STAMFORD — The Trinity Catholic football team has always been noted for having tough players that get the most out of their ability, and for an offense that would go a few yards and a cloud of dust.
That was due in part because the Crusaders — hopefully for only just a little longer — are one of only two teams with grass fields capable of producing any dust.
Now they also have a vertical game with the capability of being more dangerous than at any time in recent memory.
That was apparent even to those who stopped by the school Saturday afternoon even for only a short time as the Crusaders hosted Westhill in the first step toward the city title. Eighteen minutes and 16 seconds in football time, to be precise.
Trinity scored five touchdowns in that span, on only 11 plays. Four of them came on passes from new quarterback Anthony Lombardi to Randy Polonia, the first covering a paltry 18 yards, the second a screen that Polonia danced his way for 80 yards, and the last two bombs of 55 and 76 yards where Lombardi hit his receiver in stride.
That gave the Crusaders a commanding and somewhat surprising 32-7 lead. They were able to withstand a furious rally by the Vikings before improving to 2-0 with a 38-28 win.
“It’s great, but I’m not used to it,” Trinity coach Donny Panapada said about a situation few coaches are accustomed to, but would like to have. “It’s great, but you have to be able to do the other stuff. We have to be a little bit more balanced.”
Still, with the Vikings (1-1) stacking the box and unable to get pressure on Lombardi, Trinity tapped the long distance version of pitch and catch, with Polonia, the pitcher who was the FCIAC baseball player of the year, in a different role.
“It’s great. Anthony has a beautiful ball,” Polonia said. “I try to beat the corners and the safeties outside, and if they try to play me 20 yards off then we’ll beat them underneath. We executed.”
Perhaps the only negative residual is putting the defense on the field for longer stretches, though that had little to do with an exceeding number of penalties that smoothed the way for Westhill, which to its credit never backed down when falling behind by so much so fast.

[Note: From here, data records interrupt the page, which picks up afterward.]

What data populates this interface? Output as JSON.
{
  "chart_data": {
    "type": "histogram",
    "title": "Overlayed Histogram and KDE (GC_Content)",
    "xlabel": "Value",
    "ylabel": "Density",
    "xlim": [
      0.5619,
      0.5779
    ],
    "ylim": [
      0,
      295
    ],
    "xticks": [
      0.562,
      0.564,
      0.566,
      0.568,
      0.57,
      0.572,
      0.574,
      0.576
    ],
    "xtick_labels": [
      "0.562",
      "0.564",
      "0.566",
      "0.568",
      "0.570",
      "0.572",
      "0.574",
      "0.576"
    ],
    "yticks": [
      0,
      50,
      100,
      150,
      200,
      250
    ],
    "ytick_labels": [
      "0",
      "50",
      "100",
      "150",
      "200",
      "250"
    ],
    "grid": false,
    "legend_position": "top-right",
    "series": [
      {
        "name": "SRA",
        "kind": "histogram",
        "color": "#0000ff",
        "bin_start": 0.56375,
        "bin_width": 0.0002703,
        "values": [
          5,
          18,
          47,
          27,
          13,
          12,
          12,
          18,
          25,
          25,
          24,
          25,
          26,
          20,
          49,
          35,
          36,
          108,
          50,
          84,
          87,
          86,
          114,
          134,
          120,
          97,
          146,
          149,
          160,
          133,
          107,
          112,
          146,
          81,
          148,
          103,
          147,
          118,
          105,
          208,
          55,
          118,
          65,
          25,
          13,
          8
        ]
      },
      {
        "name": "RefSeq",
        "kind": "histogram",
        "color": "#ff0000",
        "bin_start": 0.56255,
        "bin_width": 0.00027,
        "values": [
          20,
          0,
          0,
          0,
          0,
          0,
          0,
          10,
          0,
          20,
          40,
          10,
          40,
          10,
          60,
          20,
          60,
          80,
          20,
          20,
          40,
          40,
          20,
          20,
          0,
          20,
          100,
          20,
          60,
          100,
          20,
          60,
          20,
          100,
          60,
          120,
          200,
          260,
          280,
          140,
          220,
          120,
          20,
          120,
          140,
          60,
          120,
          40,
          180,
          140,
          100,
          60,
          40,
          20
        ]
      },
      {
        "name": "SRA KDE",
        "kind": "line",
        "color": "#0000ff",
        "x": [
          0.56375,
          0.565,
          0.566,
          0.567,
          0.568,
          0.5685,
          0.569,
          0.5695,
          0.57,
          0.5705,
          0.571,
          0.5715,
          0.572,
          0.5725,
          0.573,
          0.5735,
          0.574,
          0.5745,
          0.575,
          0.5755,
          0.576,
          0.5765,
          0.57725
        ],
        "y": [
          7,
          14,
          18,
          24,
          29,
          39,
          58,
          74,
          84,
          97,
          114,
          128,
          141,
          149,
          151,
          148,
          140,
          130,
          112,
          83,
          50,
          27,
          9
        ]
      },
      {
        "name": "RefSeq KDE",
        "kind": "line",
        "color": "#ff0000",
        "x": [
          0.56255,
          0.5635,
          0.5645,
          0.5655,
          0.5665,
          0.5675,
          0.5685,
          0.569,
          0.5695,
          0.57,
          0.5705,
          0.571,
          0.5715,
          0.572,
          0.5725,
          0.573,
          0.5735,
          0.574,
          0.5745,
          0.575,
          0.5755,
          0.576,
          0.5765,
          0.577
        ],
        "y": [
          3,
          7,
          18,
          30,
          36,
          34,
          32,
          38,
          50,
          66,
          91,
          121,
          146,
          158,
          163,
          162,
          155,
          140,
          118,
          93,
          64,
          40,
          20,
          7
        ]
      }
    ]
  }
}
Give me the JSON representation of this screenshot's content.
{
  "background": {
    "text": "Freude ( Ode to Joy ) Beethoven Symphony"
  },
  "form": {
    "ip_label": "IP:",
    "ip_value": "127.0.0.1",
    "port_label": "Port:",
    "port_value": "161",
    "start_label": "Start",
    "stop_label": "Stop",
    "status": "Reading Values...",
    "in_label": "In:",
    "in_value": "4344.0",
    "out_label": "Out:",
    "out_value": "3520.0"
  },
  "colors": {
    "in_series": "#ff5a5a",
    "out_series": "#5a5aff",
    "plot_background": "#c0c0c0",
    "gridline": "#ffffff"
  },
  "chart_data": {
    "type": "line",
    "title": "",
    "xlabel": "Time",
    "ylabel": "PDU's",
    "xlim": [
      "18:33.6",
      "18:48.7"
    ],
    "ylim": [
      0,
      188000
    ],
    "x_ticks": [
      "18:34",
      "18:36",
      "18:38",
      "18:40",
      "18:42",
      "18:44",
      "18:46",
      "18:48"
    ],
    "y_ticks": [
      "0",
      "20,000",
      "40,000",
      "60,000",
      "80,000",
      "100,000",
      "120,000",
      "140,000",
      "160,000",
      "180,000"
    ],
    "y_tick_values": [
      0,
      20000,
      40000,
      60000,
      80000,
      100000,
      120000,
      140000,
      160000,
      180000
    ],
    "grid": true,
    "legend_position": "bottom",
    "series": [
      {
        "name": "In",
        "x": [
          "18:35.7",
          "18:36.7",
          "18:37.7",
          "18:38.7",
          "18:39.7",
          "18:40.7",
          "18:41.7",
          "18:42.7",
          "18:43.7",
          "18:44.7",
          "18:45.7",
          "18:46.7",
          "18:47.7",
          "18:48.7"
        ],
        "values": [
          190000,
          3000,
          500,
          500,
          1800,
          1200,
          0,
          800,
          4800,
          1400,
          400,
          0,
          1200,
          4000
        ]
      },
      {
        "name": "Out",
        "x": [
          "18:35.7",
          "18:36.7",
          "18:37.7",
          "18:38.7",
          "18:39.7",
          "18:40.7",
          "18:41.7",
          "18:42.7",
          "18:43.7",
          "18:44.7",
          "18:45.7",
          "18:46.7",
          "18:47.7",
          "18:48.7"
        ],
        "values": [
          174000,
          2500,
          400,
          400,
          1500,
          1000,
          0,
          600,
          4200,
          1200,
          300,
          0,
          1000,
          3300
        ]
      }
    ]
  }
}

“We felt like we had some opportunities down the field against them,” Panapada said. “We did it in the first half. They did a better job against it in the second half. We’re going to take what you give us. They crowded the box, which is the way they like to play. They like to be aggressive. But I’m not happy with the penalties. I’m not happy with myself because I got one. We’re not going to keep getting away with that.”
Lombardi, one of the league’s new players making the biggest impacts thus far, also had a 40-yard touchdown pass to Sam Ruzzi early in the third quarter to put the Crusaders up, 38-14, before Westhill’s own transfer quarterback, Frankie Marcucio, scored on a beautifully executed 80-yard option keeper and one-yard bootleg.”
“We did a much better job in the second half because we adjusted more to a zone blitz coverage and Frankie was able to show how athletic he is,” said Westhill coach Frank Marcucio of his son. “We couldn’t get to (Lombardi) in the first half and he was able to throw over us.”
Trinity, which qualified for the state playoffs two years ago, is back on the radar after an 0-11 finish last season. Next week’s home game against Fairfield Warde, also 2-0 after beating Trumbull Friday night for what is believed to be just the second time ever, suddenly has much greater intrigue than it did two weeks ago.
And the Crusaders’ attitude is as bright as their freshly polished air attack.
“It’s great, 2-0 is great,” Polonia said with a huge smile. “But 3-0 is better.”